Top Economist Warns the Dollar's Days Are Numbered as Crisis Nears

Source: Coindoo Original Title: Top Economist Warns the Dollar’s Days Are Numbered as Crisis Nears Original Link: Top Economist Warns the Dollar's Days Are Numbered as Crisis Nears

Peter Schiff closed his 2025 recap with a stark warning: the U.S. dollar is entering the most dangerous phase of its decline, and most investors are completely misreading what comes next.
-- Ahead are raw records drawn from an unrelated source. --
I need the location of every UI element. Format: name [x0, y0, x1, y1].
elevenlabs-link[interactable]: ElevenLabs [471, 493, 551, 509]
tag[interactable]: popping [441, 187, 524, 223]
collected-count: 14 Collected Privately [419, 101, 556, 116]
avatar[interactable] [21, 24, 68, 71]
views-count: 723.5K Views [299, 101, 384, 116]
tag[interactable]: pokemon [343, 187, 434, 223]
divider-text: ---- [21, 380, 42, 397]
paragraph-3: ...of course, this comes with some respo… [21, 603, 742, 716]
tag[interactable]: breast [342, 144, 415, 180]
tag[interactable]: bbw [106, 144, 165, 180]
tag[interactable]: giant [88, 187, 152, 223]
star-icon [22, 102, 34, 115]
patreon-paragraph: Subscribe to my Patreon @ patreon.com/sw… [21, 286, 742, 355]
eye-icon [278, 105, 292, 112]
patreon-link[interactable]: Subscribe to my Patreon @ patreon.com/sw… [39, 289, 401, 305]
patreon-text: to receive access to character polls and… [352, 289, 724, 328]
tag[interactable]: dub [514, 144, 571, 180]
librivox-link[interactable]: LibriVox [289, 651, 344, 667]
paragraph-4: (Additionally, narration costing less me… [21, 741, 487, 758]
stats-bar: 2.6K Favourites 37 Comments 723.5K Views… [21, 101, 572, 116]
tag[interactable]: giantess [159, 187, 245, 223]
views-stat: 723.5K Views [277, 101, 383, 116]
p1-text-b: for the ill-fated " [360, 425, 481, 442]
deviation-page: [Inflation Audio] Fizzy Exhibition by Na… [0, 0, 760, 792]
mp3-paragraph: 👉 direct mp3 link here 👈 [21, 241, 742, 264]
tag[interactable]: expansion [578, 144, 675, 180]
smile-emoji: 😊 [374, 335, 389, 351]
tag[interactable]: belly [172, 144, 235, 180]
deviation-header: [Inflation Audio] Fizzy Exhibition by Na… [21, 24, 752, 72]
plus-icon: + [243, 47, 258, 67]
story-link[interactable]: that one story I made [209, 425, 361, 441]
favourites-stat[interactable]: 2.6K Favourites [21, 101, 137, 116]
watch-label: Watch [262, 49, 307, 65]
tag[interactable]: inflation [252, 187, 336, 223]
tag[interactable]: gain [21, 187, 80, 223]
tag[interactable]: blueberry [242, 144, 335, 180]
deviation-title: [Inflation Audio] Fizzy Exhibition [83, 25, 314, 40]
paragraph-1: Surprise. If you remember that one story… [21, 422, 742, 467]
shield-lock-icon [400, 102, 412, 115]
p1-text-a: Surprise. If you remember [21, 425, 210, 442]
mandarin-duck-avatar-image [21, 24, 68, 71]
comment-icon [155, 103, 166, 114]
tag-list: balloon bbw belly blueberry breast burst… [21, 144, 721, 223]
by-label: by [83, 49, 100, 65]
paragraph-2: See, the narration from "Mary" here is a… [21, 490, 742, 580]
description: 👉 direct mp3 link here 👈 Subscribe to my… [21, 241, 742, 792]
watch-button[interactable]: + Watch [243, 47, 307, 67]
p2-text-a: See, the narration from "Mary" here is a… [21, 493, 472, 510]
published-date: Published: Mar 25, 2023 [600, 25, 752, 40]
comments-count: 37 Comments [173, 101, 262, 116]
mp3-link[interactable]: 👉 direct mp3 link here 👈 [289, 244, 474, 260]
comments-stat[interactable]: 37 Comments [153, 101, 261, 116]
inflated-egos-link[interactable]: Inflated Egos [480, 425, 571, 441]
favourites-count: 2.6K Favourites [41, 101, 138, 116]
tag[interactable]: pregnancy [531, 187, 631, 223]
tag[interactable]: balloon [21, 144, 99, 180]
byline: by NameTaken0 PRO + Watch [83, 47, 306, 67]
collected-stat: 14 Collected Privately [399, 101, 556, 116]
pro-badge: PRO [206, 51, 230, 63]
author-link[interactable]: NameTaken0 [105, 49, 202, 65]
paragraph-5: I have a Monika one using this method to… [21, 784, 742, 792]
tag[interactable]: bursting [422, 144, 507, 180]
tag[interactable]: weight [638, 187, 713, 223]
While markets continue to price in a soft landing and contained inflation, Schiff believes the U.S. economy is heading toward a crisis defined by weak growth, persistent inflation, and a loss of confidence in dollar-based assets.

Key Takeaways

  • Schiff expects economic weakness and persistent inflation to coexist in 2026
  • Tariffs and a weaker dollar are shifting costs directly onto U.S. consumers
  • Rising debt and bond market stress may force aggressive Fed intervention
  • Central banks are increasingly replacing Treasuries with gold as a reserve asset

A Weak Economy Does Not Mean Low Inflation

One of Schiff’s core arguments is that investors are relying on outdated assumptions. Many believe that a weakening economy automatically leads to lower inflation. Schiff strongly disagrees.

In his view, the U.S. is entering a rare and dangerous combination: economic slowdown alongside rising inflation. He argues that both sides of the market are positioned incorrectly. Investors who expect economic weakness are buying bonds, assuming inflation will fall. Those who expect economic resilience are buying growth stocks, assuming inflation will remain manageable.

Schiff believes both camps will be disappointed. Inflation, he argues, is not contained, and the slowdown in economic activity will not be enough to offset rising costs driven by currency weakness, tariffs, and years of monetary expansion.

Tariffs, Currency Weakness, and a False Narrative

Schiff spends significant time dismantling the idea that tariffs are enriching the U.S. economy. He points to the dollar’s performance against the Chinese yuan as evidence. The dollar finished the year near its lows against the yuan, down roughly 5% on the year.

If China were absorbing U.S. tariffs, Schiff argues, its currency should have weakened sharply. Instead, the opposite happened. This, in his view, proves that U.S. consumers are paying the tariffs directly, while also absorbing additional costs through a weaker dollar.

He notes that U.S. imports from China have fallen sharply, not because China is losing, but because American consumers can no longer afford higher prices. Meanwhile, China has successfully redirected exports to other countries, keeping overall export volumes strong.

Schiff expects these pressures to increasingly show up in inflation data throughout 2026 as exporters fully adjust pricing structures and delayed tariff effects reach consumers.

The Federal Reserve Is Trapped

According to Schiff, the Federal Reserve is facing an impossible policy dilemma. Despite multiple rate cuts, long-term Treasury yields remain elevated, with the 10-year yield still above 4% and the 30-year hovering near 5%.

Schiff interprets this as a sign that the bond market is no longer responding to conventional monetary easing. Investors are demanding higher yields to compensate for inflation risk and fiscal instability.

As the U.S. national debt approaches and then surpasses $40 trillion in 2026, Schiff believes pressure will mount on the Fed to expand quantitative easing, not only in size but also in duration, targeting longer-dated maturities in an attempt to suppress yields.

He warns that such actions would further undermine confidence in the dollar rather than restore it.

Central Banks Are Voting Against the Dollar

One of the most important trends Schiff highlights is the behavior of global central banks. Faced with rising debt levels and persistent inflation risks, central banks are steadily reducing exposure to U.S. Treasuries and increasing allocations to gold.

Schiff argues this shift is structural, not cyclical. Central banks that were not previously active buyers of gold are beginning to enter the market, while those already buying are accelerating purchases. In his view, gold is increasingly replacing Treasuries as the preferred reserve asset.

This trend, Schiff believes, will continue well into the next decade and marks the beginning of the end of the dollar’s dominance as the world’s reserve currency.

2026: A Year of Crisis and Capital Rotation

Looking ahead, Schiff expects 2026 to be a year of broad disappointment. Investors expecting a strong economy will be wrong. Investors expecting falling inflation will also be wrong. Political pressure will intensify ahead of midterm elections, increasing demands for rate cuts and monetary stimulus despite rising inflation.

Schiff believes this environment will drive capital out of U.S. dollars, Treasuries, and overvalued U.S. equities, and into real assets and foreign markets. Gold and silver stand to benefit the most, followed by energy and select emerging markets.

In his framework, gold is not merely rising alongside the dollar’s decline – it is actively replacing it as a store of confidence. Silver, having joined the precious metals rally later, could amplify those gains as investors seek alternatives to fiat currencies.